Funding cuts suspend London blue plaque scheme

Plaque for Vincent Van Gogh in Brixton
Image caption Blue plaques like this one at Vincent Van Gogh's former Brixton home have been used to commemorate achievements for nearly 150 years

English Heritage says it is to stop its blue plaque scheme because government funding cuts had made it impossible for it to continue.

The organisation, due to celebrate 150 years of commemorative plaques in London in 2016, has had its funding cut by 34%.

Last year, English Heritage said it had had to cut back on installations.

The last shortlisted nominations will be put in place over the next two years, the organisation said.

The scheme sees commemorative plaques attached to residences in London where famous personalities lived.

Inspiring Londoners

The last time installations were suspended was due to war-time economies from 1915 to 1919 and 1940 to 1947.

The scheme, responsible for 869 plaques across London, is solely funded by the government.

English Heritage has had its budget cut from £130m in 2010/11 to £92m by 2014 with a "front-loaded" cut of £18m in the first year.

A spokeswoman said it costs an average £965 per plaque.

She said that by reducing the team by two full-time equivalent posts and suspending installations, about £120,000 would be saved each year for two years.

A shortlist of "tens" of people agreed by the independent advisory panel will be worked through.

A plaque to be unveiled for architect John Nash in Great Russell Street next week will be among the last.

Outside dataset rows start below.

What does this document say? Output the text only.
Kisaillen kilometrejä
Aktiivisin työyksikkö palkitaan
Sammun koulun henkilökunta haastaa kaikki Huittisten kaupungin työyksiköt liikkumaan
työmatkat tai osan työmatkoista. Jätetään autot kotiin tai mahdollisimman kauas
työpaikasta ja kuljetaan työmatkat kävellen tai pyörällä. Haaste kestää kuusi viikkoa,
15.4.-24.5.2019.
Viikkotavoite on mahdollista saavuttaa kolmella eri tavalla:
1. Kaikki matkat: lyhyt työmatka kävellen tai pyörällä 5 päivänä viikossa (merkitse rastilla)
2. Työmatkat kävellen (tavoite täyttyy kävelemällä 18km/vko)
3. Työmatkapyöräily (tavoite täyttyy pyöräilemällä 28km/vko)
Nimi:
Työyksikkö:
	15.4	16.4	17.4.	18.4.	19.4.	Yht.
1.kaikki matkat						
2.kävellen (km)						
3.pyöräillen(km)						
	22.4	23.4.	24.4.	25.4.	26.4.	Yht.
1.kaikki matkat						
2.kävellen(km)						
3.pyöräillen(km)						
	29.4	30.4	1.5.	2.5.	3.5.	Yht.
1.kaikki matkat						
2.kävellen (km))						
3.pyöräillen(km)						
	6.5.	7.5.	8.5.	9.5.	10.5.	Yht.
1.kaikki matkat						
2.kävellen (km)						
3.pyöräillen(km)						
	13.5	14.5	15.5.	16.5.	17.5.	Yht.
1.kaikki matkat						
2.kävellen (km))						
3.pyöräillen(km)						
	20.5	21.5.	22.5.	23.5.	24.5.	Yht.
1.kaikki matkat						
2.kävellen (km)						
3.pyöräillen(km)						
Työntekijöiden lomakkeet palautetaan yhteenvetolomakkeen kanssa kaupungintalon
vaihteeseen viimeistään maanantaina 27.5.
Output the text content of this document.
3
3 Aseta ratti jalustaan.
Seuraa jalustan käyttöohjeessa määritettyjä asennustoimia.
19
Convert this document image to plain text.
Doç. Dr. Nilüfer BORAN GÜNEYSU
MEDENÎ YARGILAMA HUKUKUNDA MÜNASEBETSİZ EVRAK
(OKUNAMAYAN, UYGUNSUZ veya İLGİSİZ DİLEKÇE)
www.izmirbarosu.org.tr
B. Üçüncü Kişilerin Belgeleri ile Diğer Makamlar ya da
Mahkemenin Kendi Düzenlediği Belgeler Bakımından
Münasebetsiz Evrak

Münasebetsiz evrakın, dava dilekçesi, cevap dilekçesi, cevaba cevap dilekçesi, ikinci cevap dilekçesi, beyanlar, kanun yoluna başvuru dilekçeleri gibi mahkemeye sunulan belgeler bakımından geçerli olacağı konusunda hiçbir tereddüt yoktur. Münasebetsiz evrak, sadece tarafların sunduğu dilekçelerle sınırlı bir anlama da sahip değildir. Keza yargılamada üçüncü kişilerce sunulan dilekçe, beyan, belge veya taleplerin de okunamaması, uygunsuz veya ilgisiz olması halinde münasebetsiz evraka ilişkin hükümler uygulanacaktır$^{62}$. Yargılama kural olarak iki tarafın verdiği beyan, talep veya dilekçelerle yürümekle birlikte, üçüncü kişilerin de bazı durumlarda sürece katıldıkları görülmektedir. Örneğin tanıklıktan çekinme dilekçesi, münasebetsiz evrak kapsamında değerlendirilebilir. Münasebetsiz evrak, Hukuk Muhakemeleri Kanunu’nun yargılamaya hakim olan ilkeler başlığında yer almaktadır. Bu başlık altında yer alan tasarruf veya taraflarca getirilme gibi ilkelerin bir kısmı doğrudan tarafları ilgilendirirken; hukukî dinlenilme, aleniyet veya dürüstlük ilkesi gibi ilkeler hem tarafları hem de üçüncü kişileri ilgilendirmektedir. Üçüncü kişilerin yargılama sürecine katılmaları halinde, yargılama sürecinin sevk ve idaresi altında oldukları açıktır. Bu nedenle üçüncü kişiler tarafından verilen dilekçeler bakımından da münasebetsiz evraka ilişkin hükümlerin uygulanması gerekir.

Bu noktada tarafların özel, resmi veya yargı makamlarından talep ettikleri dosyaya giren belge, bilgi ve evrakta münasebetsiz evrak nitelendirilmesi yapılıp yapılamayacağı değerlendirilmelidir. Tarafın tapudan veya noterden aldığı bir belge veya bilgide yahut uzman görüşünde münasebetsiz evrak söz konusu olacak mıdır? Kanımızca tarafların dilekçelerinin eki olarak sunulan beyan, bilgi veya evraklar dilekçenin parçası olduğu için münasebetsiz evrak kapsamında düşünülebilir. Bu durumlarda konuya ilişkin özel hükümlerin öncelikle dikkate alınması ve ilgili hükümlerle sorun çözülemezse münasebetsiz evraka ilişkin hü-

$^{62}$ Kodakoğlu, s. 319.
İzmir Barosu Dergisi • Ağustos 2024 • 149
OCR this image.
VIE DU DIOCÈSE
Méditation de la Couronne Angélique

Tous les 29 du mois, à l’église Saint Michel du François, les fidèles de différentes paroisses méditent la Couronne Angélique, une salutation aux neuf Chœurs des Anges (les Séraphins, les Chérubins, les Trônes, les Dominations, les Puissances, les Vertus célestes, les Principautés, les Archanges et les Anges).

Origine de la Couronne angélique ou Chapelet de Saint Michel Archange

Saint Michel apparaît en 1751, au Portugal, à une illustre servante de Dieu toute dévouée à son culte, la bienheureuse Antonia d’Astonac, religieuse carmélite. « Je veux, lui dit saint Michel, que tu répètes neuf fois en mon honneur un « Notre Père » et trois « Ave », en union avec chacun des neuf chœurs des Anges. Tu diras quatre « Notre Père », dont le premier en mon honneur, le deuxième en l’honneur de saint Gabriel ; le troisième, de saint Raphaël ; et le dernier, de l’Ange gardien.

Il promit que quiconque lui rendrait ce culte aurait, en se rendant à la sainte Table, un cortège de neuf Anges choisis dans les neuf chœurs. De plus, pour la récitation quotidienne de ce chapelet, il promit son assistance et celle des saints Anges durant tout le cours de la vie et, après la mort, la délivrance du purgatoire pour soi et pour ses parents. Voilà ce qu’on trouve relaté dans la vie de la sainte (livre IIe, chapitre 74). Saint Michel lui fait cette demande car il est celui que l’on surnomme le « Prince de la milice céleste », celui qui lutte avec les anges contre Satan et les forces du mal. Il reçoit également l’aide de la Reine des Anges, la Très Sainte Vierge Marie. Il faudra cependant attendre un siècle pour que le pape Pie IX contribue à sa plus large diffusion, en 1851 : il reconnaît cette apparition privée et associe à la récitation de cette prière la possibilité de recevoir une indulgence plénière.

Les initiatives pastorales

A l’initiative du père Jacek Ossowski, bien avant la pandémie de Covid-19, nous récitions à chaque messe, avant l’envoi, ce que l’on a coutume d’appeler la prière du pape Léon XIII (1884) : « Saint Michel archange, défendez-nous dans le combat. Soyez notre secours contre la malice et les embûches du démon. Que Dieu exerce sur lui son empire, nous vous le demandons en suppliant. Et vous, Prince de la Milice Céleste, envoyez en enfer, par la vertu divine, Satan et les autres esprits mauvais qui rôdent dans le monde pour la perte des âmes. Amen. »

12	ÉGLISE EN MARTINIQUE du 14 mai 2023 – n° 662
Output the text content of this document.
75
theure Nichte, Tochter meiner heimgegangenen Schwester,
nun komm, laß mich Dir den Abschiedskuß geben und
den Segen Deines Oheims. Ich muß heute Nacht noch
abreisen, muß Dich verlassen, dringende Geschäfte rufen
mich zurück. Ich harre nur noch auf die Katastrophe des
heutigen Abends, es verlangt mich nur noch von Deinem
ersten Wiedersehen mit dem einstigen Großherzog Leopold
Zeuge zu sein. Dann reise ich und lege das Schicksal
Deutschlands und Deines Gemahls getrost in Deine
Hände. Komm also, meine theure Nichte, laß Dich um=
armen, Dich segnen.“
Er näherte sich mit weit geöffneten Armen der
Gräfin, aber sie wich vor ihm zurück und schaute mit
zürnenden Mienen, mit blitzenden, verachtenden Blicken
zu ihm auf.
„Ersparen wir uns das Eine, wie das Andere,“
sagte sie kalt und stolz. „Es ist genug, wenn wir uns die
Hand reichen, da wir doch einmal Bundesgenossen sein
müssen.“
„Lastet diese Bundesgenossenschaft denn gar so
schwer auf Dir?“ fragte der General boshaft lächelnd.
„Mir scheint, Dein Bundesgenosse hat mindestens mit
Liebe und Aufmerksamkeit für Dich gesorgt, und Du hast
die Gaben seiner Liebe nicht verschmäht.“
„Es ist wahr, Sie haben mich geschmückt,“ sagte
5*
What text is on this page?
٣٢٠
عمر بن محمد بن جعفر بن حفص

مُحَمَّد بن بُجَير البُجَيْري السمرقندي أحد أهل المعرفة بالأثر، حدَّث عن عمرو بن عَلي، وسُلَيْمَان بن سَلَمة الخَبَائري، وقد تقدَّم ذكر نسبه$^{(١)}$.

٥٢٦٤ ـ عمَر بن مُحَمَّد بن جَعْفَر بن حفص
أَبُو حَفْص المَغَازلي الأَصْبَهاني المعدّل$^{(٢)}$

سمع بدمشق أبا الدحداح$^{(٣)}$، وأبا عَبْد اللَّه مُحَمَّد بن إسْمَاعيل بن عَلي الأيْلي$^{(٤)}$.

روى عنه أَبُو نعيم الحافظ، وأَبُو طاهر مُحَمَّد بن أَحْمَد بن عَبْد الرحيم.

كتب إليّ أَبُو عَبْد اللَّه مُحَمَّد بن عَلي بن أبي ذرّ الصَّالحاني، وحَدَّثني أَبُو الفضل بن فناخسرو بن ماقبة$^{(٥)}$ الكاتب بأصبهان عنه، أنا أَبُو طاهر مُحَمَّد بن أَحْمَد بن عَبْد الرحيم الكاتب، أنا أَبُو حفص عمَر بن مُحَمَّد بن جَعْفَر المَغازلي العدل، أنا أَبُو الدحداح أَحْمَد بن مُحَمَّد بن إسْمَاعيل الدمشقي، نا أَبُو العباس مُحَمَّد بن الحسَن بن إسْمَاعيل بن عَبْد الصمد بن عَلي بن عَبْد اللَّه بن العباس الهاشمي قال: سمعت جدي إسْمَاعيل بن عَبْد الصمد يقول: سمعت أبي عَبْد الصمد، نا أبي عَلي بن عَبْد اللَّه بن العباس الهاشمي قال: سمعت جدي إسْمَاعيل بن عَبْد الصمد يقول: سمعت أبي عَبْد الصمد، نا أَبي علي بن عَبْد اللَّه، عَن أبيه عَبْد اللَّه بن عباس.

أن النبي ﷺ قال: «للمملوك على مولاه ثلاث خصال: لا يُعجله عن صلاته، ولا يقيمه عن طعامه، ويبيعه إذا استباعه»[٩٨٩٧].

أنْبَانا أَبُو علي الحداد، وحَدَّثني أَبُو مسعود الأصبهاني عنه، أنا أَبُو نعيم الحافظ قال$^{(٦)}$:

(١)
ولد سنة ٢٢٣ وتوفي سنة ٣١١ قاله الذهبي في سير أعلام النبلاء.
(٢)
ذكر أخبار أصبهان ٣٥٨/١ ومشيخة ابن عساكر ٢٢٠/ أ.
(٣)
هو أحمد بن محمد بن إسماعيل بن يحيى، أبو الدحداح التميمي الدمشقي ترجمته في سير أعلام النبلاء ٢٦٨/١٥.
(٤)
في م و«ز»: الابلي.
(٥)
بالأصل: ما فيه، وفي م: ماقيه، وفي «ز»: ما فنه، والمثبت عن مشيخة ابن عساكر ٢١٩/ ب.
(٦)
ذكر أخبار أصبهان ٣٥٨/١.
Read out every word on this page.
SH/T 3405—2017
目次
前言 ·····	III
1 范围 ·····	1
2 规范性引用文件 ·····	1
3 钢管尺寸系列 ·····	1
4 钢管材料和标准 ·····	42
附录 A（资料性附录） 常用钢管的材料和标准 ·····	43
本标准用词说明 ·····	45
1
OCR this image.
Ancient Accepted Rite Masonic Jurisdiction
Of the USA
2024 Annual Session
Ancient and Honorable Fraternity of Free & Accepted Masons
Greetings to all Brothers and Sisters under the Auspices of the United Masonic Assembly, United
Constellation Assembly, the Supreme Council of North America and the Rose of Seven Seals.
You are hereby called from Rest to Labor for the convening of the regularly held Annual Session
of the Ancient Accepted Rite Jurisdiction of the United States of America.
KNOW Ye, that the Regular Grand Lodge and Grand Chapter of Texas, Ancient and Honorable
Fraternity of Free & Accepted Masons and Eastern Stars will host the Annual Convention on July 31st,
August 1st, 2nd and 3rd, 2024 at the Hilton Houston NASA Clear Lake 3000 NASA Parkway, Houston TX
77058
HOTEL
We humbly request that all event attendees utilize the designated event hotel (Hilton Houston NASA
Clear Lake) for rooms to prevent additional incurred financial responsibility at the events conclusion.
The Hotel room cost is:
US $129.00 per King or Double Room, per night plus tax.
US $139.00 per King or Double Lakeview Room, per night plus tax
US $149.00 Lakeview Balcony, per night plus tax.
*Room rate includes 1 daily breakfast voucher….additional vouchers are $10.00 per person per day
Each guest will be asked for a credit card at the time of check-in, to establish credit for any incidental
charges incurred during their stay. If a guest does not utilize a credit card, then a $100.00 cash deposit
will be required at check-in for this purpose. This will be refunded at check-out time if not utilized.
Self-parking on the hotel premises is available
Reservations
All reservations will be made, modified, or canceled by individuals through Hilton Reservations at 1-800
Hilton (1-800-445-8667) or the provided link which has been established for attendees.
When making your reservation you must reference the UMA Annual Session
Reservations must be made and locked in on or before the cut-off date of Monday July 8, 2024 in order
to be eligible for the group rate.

A spokeswoman said the decision to suspend installing plaques had been made before Christmas and new applicants were now being made aware.

She said it was hoped that by 2015 alternative funding could be secured or that another organisation could take over the scheme.

A statement read: "English Heritage remains committed to the Blue Plaques scheme that has done so much to inspire Londoners and visitors with the history of the capital and its inhabitants."

In light of 2010 government cut backs, English Heritage prioritised its planning advice services, the maintenance and conservation of its properties, existing grant commitments and its Buildings at Risk programme.

The plaque scheme was originally run by the Royal Society of Arts.

London County Council and then the Greater London Council ran it from 1901 to 1986 before it passed to English Heritage.